Prior research has found that humans are usually equally good at guessing about the unknown past and the future. However, those studies have relied on very simple sequences of numbers, images, or shapes, rather than on more realistic scenarios.

“Events in real life have complex associations relating to time that haven’t typically been captured in past work, so we wanted to explore how people make inferences in situations that are more reminiscent of everyday life,” says senior author Jeremy Manning, an associate professor of psychological and brain sciences and director of the Contextual Dynamics Lab at Dartmouth. “Real life experiences, unlike abstract sequences, often include other people.”

For the study, participants watched a series of scenes from two character-driven television dramas, Why Women Kill on CBS and The Chair on Netflix. They were asked to either guess what had happened before each scene, or what would happen next.

Participants were consistently better at guessing what had happened before a just-watched scene than they were at guessing what would happen next.

The researchers found that participants’ inferences were heavily influenced by references to specific past and future events in characters’ conversations. Like people in real life, characters in both shows often talked about their past experiences and future plans. Since the characters in those two shows tended to talk more about their pasts, participants had more clues to work from to make inferences about past rather than future events.

To determine if this pattern of talking more about the past extends to other conversations as well, the team analyzed millions of dialogues in novels, movies, television shows, and more.

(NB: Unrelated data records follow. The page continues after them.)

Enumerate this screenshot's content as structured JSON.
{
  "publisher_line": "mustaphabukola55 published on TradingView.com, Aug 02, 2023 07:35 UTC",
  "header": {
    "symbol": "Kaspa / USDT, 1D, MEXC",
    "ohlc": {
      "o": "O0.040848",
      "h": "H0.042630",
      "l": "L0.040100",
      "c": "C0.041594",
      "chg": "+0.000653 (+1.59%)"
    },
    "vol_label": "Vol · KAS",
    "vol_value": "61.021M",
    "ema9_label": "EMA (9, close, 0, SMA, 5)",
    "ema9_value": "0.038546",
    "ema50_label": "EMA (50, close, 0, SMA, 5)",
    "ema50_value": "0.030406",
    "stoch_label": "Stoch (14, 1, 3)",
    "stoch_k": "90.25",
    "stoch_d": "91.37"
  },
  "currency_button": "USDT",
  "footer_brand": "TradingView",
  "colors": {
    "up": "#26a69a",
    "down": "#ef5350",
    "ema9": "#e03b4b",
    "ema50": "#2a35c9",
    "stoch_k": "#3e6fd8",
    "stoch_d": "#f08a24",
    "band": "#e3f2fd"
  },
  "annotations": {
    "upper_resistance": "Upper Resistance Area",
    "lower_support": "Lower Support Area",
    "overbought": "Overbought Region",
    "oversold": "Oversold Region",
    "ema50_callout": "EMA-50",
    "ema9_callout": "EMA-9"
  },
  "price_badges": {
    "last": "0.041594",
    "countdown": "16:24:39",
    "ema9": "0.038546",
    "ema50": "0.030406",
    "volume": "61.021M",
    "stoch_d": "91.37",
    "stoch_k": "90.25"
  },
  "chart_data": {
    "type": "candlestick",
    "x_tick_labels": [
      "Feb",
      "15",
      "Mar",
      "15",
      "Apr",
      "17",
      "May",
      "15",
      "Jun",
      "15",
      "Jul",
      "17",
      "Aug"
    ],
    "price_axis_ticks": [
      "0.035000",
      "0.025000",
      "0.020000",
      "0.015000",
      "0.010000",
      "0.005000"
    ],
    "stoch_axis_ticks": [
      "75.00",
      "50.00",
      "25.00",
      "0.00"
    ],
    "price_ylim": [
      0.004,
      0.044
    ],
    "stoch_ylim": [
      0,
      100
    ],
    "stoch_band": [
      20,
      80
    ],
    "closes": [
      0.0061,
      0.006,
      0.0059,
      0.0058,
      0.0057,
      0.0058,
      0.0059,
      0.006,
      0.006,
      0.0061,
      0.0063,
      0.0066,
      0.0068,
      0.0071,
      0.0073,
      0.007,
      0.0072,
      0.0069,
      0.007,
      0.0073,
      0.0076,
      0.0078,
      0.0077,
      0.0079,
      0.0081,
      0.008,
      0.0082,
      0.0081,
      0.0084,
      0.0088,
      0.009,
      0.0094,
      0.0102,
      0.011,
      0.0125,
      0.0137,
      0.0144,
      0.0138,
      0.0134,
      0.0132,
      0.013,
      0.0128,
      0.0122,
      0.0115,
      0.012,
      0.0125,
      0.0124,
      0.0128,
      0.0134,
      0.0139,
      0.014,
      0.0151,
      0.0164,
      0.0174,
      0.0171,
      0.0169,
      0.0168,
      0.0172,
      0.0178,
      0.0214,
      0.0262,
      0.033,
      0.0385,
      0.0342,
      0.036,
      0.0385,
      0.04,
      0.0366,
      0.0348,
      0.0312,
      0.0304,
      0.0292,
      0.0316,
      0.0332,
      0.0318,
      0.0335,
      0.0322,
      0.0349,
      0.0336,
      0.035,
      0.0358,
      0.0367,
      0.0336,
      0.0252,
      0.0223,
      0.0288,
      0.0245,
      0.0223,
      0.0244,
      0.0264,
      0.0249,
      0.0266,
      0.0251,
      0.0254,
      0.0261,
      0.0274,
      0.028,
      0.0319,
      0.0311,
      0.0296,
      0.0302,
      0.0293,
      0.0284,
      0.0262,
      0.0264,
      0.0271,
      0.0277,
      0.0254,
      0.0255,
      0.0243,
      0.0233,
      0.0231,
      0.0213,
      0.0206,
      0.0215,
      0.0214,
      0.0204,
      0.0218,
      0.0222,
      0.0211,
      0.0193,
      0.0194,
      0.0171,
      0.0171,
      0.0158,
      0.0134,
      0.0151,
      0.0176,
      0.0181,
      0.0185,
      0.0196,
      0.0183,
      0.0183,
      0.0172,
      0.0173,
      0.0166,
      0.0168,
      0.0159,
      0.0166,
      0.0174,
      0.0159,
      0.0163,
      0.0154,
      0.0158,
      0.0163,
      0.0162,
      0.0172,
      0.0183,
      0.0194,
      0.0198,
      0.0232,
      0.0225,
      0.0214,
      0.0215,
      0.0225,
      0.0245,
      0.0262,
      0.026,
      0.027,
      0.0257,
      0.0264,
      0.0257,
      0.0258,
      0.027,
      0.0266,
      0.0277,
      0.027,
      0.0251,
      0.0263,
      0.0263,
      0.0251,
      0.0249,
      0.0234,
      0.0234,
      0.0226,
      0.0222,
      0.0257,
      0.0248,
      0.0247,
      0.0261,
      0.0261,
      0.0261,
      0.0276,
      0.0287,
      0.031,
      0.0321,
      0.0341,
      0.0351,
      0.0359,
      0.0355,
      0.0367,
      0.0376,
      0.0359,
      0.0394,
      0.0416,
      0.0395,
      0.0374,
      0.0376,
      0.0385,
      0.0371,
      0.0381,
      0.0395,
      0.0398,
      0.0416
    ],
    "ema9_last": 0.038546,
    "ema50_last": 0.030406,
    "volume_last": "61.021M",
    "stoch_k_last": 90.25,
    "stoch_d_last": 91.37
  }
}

They found that fictional and real people alike tend to talk more about their pasts than their futures. 

Even though we can make plans for the future, our memories only tell us about our past. Just as real people remember their prior experiences but not those in the future, so too do fictional characters, perhaps in an effort by writers to help them appear realistic, according to the co-authors.

“Our results show that on average, people talk one-and-half-times more about the past than the future,” says Manning. “And this seems to be a general trend in human conversation.”

Prior research has referred to the phenomenon of remembering the past but not the future as the ‘psychological arrow of time.’ 

“This phenomenon also reflects that one knows more about their past than their future,” explains lead author Xinming Xu, Guarini, a PhD student in the Department of Psychological and Brain Sciences and member of the Contextual Dynamics Lab. “Our study shows that a person’s asymmetric knowledge of their own life can be transmitted to others.”

Ziyan Zhu at Peking University and Xueyao Zheng at Beijing Normal University also contributed to the study.